The numbers are weird

Challenger, Gray & Christmas tracks layoffs. In early 2025, out of 286,679 total planned job cuts, exactly 75 were explicitly tied to AI.

That’s 0.026%.

So there’s this huge gap between the rhetoric and the reality. Executives are talking about AI replacing workers constantly, but so far the actual layoffs specifically caused by AI are tiny.

Which suggests we’re early. The narrative is way ahead of what’s actually happening. But narratives shape behavior. An entire generation is watching these announcements and drawing conclusions about whether corporate careers make sense for them.

Josh Bersin, who studies HR, says “almost every HR leader told me they are rebuilding their entry level development programs.” So some companies are noticing. The ones that aren’t are going to have a problem eventually.

What would actually make sense

If I were running a company thinking about this, I’d probably:

  • Create roles where junior people learn to work with AI tools
  • Evaluate interns on how fast they learn
  • Build teams where humans and AI each do what they’re good at

But that requires thinking past the next earnings call, which is a lot to ask.

Where this goes

The ladder existed because ambition needs a path. If you remove the first few rungs, eventually you don’t have a ladder anymore. You just have executives who are going to retire and a bunch of AI tools with no one who really cares about the business.

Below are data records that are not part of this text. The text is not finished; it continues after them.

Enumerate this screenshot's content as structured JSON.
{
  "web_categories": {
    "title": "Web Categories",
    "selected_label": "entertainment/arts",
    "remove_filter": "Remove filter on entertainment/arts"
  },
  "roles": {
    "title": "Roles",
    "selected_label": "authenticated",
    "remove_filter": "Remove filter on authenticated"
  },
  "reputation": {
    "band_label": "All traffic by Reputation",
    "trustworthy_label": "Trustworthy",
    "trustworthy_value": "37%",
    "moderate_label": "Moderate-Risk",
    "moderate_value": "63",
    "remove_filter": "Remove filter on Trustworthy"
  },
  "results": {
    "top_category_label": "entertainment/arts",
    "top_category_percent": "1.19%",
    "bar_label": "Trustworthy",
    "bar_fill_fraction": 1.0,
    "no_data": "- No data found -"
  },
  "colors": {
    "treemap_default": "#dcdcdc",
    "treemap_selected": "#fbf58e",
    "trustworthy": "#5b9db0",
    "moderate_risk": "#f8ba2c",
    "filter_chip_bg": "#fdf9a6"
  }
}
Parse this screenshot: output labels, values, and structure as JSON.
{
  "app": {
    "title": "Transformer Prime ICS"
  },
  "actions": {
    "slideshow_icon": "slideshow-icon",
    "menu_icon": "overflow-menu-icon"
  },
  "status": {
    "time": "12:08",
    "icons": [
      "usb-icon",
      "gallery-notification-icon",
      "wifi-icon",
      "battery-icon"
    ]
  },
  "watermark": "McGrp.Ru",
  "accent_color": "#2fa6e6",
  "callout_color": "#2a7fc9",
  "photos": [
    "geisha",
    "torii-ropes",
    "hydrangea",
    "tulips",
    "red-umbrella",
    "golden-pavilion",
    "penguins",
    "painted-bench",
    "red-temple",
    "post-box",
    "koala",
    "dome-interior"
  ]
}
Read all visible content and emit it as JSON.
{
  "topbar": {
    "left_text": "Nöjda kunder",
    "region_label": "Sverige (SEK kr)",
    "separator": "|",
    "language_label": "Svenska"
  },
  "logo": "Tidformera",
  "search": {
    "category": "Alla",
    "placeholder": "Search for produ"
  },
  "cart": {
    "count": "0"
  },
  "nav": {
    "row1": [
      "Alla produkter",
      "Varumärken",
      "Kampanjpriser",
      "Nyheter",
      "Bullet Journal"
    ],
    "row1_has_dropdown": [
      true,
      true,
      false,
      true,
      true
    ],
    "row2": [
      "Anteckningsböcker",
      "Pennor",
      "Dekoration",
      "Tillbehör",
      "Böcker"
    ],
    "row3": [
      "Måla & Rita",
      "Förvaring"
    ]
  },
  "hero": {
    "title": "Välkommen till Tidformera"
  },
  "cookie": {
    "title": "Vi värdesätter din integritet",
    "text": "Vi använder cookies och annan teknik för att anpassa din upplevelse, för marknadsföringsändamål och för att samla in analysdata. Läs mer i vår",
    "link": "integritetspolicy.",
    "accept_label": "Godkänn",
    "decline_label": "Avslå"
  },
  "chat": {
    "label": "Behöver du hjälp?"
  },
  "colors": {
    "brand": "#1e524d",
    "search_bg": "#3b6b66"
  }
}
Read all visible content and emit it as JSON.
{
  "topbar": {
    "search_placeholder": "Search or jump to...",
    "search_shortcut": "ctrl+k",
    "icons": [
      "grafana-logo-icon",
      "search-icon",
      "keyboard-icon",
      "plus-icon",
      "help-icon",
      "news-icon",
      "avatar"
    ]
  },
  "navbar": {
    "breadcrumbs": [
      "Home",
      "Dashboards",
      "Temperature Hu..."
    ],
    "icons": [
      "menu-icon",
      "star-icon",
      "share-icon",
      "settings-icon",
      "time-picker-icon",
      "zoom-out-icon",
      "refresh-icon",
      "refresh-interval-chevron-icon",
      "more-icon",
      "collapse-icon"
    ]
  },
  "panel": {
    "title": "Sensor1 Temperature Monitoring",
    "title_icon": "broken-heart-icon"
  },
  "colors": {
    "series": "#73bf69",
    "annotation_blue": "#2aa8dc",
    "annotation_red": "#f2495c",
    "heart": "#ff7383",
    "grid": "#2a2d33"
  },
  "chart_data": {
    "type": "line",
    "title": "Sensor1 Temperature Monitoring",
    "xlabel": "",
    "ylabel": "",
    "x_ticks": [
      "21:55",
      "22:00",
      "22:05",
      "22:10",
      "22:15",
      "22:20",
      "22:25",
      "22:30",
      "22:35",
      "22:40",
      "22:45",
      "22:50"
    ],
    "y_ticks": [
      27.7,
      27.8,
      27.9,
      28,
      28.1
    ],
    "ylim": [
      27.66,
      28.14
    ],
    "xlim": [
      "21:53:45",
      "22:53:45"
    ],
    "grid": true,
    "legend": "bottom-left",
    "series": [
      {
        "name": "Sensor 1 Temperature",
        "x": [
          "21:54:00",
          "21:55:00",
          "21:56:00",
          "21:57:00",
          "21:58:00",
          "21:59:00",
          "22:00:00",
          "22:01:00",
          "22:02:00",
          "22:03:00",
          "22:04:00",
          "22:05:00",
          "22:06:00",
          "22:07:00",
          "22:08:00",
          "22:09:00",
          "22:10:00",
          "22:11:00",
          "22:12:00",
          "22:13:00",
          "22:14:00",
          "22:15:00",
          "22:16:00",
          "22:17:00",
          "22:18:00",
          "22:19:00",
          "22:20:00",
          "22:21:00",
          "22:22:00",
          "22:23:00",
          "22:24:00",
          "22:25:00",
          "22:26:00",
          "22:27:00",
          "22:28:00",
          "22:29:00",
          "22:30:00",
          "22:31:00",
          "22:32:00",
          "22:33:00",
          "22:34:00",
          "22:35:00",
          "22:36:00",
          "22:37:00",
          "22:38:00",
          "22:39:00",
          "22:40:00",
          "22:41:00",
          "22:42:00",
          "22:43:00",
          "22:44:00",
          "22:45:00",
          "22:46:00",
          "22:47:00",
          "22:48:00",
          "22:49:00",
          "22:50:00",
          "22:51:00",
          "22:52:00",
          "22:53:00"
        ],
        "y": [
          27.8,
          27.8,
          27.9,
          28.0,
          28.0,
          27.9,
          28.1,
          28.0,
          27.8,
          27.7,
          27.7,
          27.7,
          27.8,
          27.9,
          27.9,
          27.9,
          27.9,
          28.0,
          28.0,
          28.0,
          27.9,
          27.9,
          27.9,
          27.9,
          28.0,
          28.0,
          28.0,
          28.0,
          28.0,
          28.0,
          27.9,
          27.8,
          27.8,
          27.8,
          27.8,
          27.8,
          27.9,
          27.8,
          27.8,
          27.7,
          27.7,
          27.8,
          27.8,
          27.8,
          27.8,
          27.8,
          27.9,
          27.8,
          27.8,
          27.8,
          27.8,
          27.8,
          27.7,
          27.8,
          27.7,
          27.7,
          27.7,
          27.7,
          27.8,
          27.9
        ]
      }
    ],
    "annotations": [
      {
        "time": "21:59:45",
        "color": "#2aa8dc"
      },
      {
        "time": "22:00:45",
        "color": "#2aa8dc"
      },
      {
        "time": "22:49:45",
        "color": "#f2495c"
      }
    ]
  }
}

McKinsey without analysts is just a brand. Goldman without hungry young associates is just a building in Manhattan. Nobody dreams of working at IBM anymore. The best kids wouldn’t even consider it. That’s where this leads.

The companies celebrating their AI-powered hiring freezes remind me of Kodak executives in 1975, feeling good about protecting the film business. They’re so focused on cutting costs today that they’re missing the people building the thing that replaces them tomorrow.